Taking the Scenic Route

As the recession loosens it's icy grip on the economy, I find myself making more and more trips down to the NYC area for weddings and Bar Mitzvah's. I'm not complaining but it is taking a toll on my car and my gas card. With the PhotoNorthEast conference getting under way tomorrow in Woodcliff, NJ, I thought this would be the perfect opportunity to take the train down to NYC since I won't need my car to follow a bride around.

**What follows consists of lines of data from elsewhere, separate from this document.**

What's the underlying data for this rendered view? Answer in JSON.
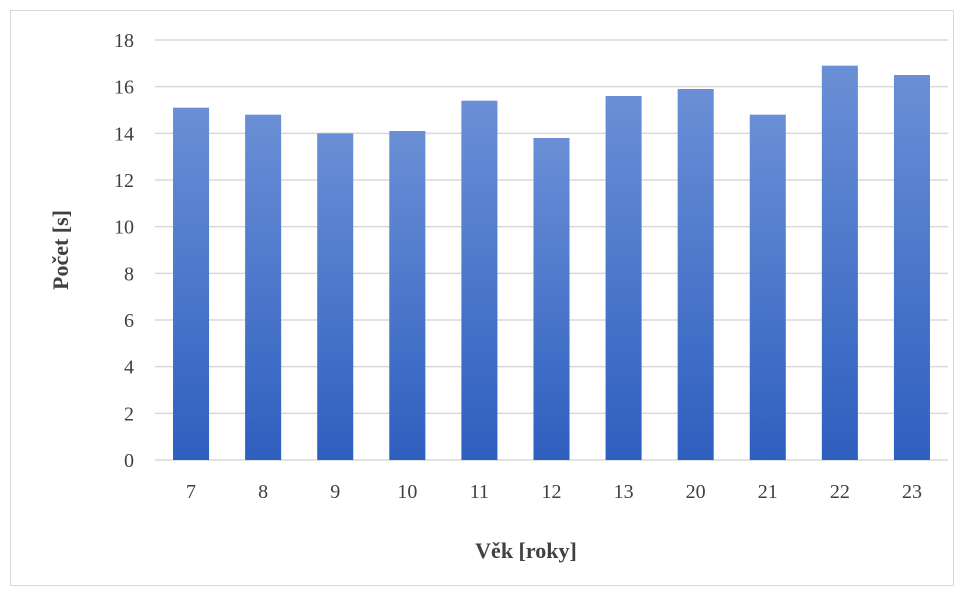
{
  "chart_data": {
    "type": "bar",
    "categories": [
      "7",
      "8",
      "9",
      "10",
      "11",
      "12",
      "13",
      "20",
      "21",
      "22",
      "23"
    ],
    "values": [
      15.1,
      14.8,
      14.0,
      14.1,
      15.4,
      13.8,
      15.6,
      15.9,
      14.8,
      16.9,
      16.5
    ],
    "title": "",
    "xlabel": "Věk [roky]",
    "ylabel": "Počet [s]",
    "ylim": [
      0,
      18
    ],
    "yticks": [
      "0",
      "2",
      "4",
      "6",
      "8",
      "10",
      "12",
      "14",
      "16",
      "18"
    ],
    "grid": true,
    "legend": "none",
    "colors": {
      "bar_top": "#6a8fd6",
      "bar_bottom": "#2e5fbf",
      "grid": "#d9d9d9",
      "text": "#404040"
    }
  }
}
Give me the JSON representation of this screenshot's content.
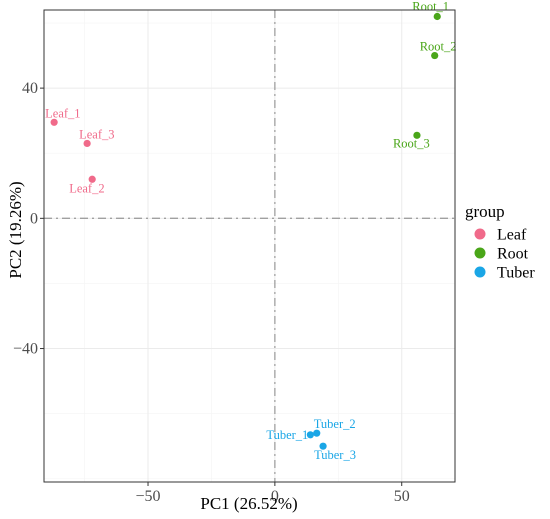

The trip itself took about two hours longer than it would have by car, but it was well worth it. It's hard to sleep, surf the internet, read and eat while behind the wheel, although I have seen some people doing it, including on more than one occasion, a woman putting on make up and changing outfits behind the wheel. It was a nice, relaxing ride in ultra wide seats that recline complete with a leg rest like a Laz-e-boy recliner. If you're in a rush, take a plane. We had to crawl behind several freight trains and creep through construction zones, nevertheless, we arrived at Penn Station a few minutes early.

The ride from Rochester to Albany was uneventful with monotonous scenery of farms and small towns. It's pretty for the first hour until the weight of my eye lids took over. Once in Albany, the train splits in half with some of the cars continuing east to Boston while the back half of the train turned south toward New York City with a new engine. That's where the trip got exciting. The entire length from Albany to NYC goes right along the Hudson River, passing some of the most amazing scenery anywhere in the country. At times you could see the 4,000 foot peaks of the Catskill Mountains looming in the distance. We also passed numerous bridges crossing the river, including my favorite, the Bear Mountain Bridge which is wedged between two mountains in the section of the river called The Narrows.

If you take this trip, be sure to sit on the right side of the train going south. I made the mistake of choosing the left side in Rochester and by the time I thought of it, all the seats were taken. It was so frustrating seeing people closing their curtains to keep the sun out, missing the unbelievable view.

I wasn't left without things to see though out the left side of the train. A long time question was finally answered for me out the left side. "What happens to all the old refrigerators when people get new ones?" Now I know. They get thrown off a cliff along the train tracks, along with pieces of cars, strollers and occasional sail boat. If I were going to get rid of a sail boat I would sink it instead of hauling it 200 miles in land to launch it off a cliff. It seems that there is a strip of land between train tracks and the rest of the world that is no mans land. It is filled with garbage, storm debris, old house chimneys and foundations, oh, and a wild turkey.